En el caso específico de los niños y niñas con discapacidad es importante resaltar el hecho de que los padres y madres puedan inscribir a sus hijos en el proceso ordinario de matrícula establecido en la entidad territorial, lo cual facilita su inclusión en las escuelas regulares, pero brindándoles los recursos y apoyos que tienen que necesitan. También se potencia que las escuelas identifiquen las barreras que los estudiantes enfrentan para participar y aprender y ajusten las estrategias pedagógicas y de evaluación sean adecuadas y pertinentes a las necesidades de los estudiantes.

 

Los proyectos etnográficos que se están desarrollando son también una estrategia que puede favorecer la inclusión, ya que estos se construyen con la participación de la propia comunidad, lo cual favorece que la educación sea pertinente a sus necesidades, concepciones del mundo e intereses. Uno de los elementos claves de la inclusión es que la enseñaza considere la diversidad de necesidades, capacidades e identidades de los estudiantes.  

 

¿Cómo explicar la diferencia existente entre integración e inclusión?

 

La inclusión tiene un foco más amplio y de naturaleza distinta al de la integración. Mientras que esta última se preocupa de asegurar el derecho de las personas con discapacidad, u otros grupos excluidos, a educarse en las escuelas comunes, la inclusión aspira a hacer efectivo para toda la población el derecho a una educación de calidad, asegurando el acceso y permanencia, la participación y el aprendizaje de todos los estudiantes, preocupándose especialmente de aquellos que, por diferentes causas, están excluidos o en riesgo de ser discriminados o marginados. 

 

El foco de atención de la inclusión también es de naturaleza distinta al de la integración. En ésta última, los grupos excluidos que se incorporan a las escuelas regulares tienen que adaptarse o asimilarse a la oferta educativa disponible (curriculum, métodos, valores y normas), independientemente de su lengua materna, su cultura o sus capacidades.
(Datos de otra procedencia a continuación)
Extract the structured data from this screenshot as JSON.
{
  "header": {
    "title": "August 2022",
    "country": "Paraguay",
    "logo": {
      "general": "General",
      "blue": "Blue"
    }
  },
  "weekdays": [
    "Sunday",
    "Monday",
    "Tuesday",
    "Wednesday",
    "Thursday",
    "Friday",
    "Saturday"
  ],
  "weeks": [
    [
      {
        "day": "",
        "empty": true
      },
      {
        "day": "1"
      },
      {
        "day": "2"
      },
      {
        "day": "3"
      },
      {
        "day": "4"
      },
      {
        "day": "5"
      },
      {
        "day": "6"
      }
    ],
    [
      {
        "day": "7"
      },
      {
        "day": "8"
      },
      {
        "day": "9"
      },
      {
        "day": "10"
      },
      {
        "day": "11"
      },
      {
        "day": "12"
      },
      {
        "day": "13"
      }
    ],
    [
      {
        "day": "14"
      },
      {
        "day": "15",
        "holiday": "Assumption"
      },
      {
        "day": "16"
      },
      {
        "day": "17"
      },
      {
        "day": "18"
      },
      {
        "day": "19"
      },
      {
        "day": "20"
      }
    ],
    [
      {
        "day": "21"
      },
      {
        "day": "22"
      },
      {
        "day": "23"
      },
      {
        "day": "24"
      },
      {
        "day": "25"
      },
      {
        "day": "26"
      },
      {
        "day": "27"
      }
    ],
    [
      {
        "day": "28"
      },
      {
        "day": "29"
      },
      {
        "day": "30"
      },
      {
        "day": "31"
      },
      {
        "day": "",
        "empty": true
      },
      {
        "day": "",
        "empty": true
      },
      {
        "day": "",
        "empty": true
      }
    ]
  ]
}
Los sistemas educativos permanecen inalterables, y las acciones se centran más en la atención individualizada de estos alumnos (programas individuales, estrategias y materiales diferenciados, profesores especializados, etc) que en modificar aquellos factores del contexto educativo y de la enseñanza que limitan la participación y el aprendizaje de los estudiantes. Es decir se “prepara a los estudiantes para que se adapten a la escuela”.

 

En la inclusión, el foco de atención es la transformación de los sistemas educativos y de las escuelas para que sean capaces de acoger a todos y atender la diversidad de necesidades de aprendizaje de todos los estudiantes, sea cual sea su origen social y cultural, su lengua, sus capacidades o situaciones de vida. Desde esta perspectiva, ya no son los grupos admitidos quienes se tienen que adaptar a la escolarización y enseñanza disponibles, sino que éstas se adaptan a las necesidades de todos los estudiantes, porque todos son diferentes. Es decir, la escuela es la que se prepara para asegurar la participación y aprendizaje de todos.

 

En la inclusión el elemento clave no es la individualización sino la diversificación de la oferta educativa y la personalización de las experiencias comunes de aprendizaje con el fin de lograr el mayor grado posible de participación de todos los estudiantes, sin perder de vista las necesidades de cada uno. Esto significa avanzar hacia “diseños universales”, en los que el currículo y la enseñanza consideren de entrada la diversidad de necesidades de todos los estudiantes, en lugar de planificar pensando en “un alumno promedio” (en cuanto a lugar de residencia, cultura, origen socioeconómico y capacidades) y luego realizar acciones individualizadas para dar respuesta a las necesidades de determinados estudiantes o grupos que no han tenido cabida en una propuesta educativa que se inscribe en una lógica de la homogeneidad y no de la diversidad.